Machine learning (ML) models have become key in decision-making for many disciplines, including drug discovery and medicinal chemistry. ML models are generally evaluated prior to their usage in high-stakes decisions, such as compound synthesis or experimental testing. However, no ML model is robust or predictive in all real-world scenarios. Therefore, uncertainty quantification (UQ) in ML predictions has gained importance in recent years. Many investigations have focused on developing methodologies that provide accurate uncertainty estimates for ML-based predictions. Unfortunately, there is no UQ strategy that consistently provides robust estimates about model's applicability on new samples. Depending on the dataset, prediction task, and algorithm, accurate uncertainty estimations might be unfeasible to obtain. Moreover, the optimum UQ metric also varies across applications, and previous investigations have shown a lack of consistency across benchmarks. Herein, the UNIQUE (UNcertaInty QUantification bEnchmarking) framework is introduced to facilitate a comparison of UQ strategies in ML-based predictions. This Python library unifies the benchmarking of multiple UQ metrics, including the calculation of nonstandard UQ metrics (combining information from the dataset and model), and provides a comprehensive evaluation. In this framework, UQ metrics are evaluated for different application scenarios, e.g., eliminating the predictions with the lowest confidence or obtaining a reliable uncertainty estimate for an acquisition function. Taken together, this library will help to standardize UQ investigations and evaluate new methodologies.

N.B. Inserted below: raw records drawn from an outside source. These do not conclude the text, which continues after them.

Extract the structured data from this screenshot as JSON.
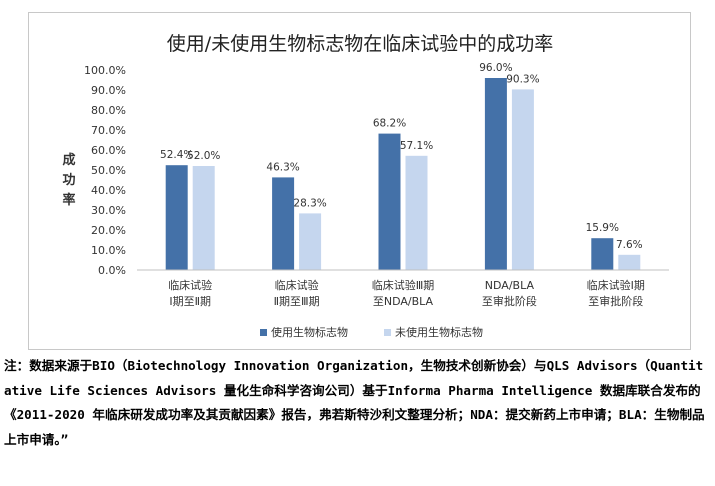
{
  "colors": {
    "series_used": "#4471a8",
    "series_unused": "#c5d6ee",
    "axis": "#c0c0c0",
    "text": "#333333"
  },
  "chart_data": {
    "type": "bar",
    "title": "使用/未使用生物标志物在临床试验中的成功率",
    "ylabel": "成功率",
    "xlabel": "",
    "ylim": [
      0,
      100
    ],
    "yticks": [
      "0.0%",
      "10.0%",
      "20.0%",
      "30.0%",
      "40.0%",
      "50.0%",
      "60.0%",
      "70.0%",
      "80.0%",
      "90.0%",
      "100.0%"
    ],
    "grid": false,
    "legend_position": "bottom",
    "categories": [
      [
        "临床试验",
        "Ⅰ期至Ⅱ期"
      ],
      [
        "临床试验",
        "Ⅱ期至Ⅲ期"
      ],
      [
        "临床试验Ⅲ期",
        "至NDA/BLA"
      ],
      [
        "NDA/BLA",
        "至审批阶段"
      ],
      [
        "临床试验Ⅰ期",
        "至审批阶段"
      ]
    ],
    "series": [
      {
        "name": "使用生物标志物",
        "values": [
          52.4,
          46.3,
          68.2,
          96.0,
          15.9
        ],
        "labels": [
          "52.4%",
          "46.3%",
          "68.2%",
          "96.0%",
          "15.9%"
        ]
      },
      {
        "name": "未使用生物标志物",
        "values": [
          52.0,
          28.3,
          57.1,
          90.3,
          7.6
        ],
        "labels": [
          "52.0%",
          "28.3%",
          "57.1%",
          "90.3%",
          "7.6%"
        ]
      }
    ]
  },
  "note": "注：数据来源于BIO（Biotechnology Innovation Organization，生物技术创新协会）与QLS Advisors（Quantitative Life Sciences Advisors 量化生命科学咨询公司）基于Informa Pharma Intelligence 数据库联合发布的《2011-2020 年临床研发成功率及其贡献因素》报告，弗若斯特沙利文整理分析；NDA：提交新药上市申请；BLA：生物制品上市申请。”"
}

机器学习 (ML) 模型已成为许多学科(包括药物发现和药物化学)决策的关键。在做出高风险决策(如化合物合成或实验测试)之前,通常会对 ML 模型进行评估。然而,没有一个 ML 模型在所有实际场景中都是稳健或可预测的。因此,近年来,机器学习预测中的不确定性量化 (UQ) 变得越来越重要。许多研究都集中在开发能够为基于 ML 的预测提供准确不确定性估计的方法上。不幸的是,没有一种 UQ 策略能够始终为模型在新样本上的适用性提供稳健的估计。根据数据集、预测任务和算法的不同,准确的不确定性估计可能难以获得。此外,最佳 UQ 指标在不同应用中也有所不同,之前的研究表明,基准测试之间缺乏一致性。在此,引入 UNIQUE(UNcertaInty QUantification bEnchmarking)框架,以促进基于 ML 的预测中 UQ 策略的比较。这个 Python 库统一了多个 UQ 指标的基准测试,包括计算非标准 UQ 指标(结合数据集和模型的信息),并提供全面的评估。在这个框架中,UQ 指标针对不同的应用场景进行评估,例如,消除置信度最低的预测,或者为获取函数获得可靠的不确定性估计。总之,这个库将有助于标准化 UQ 研究并评估新的方法。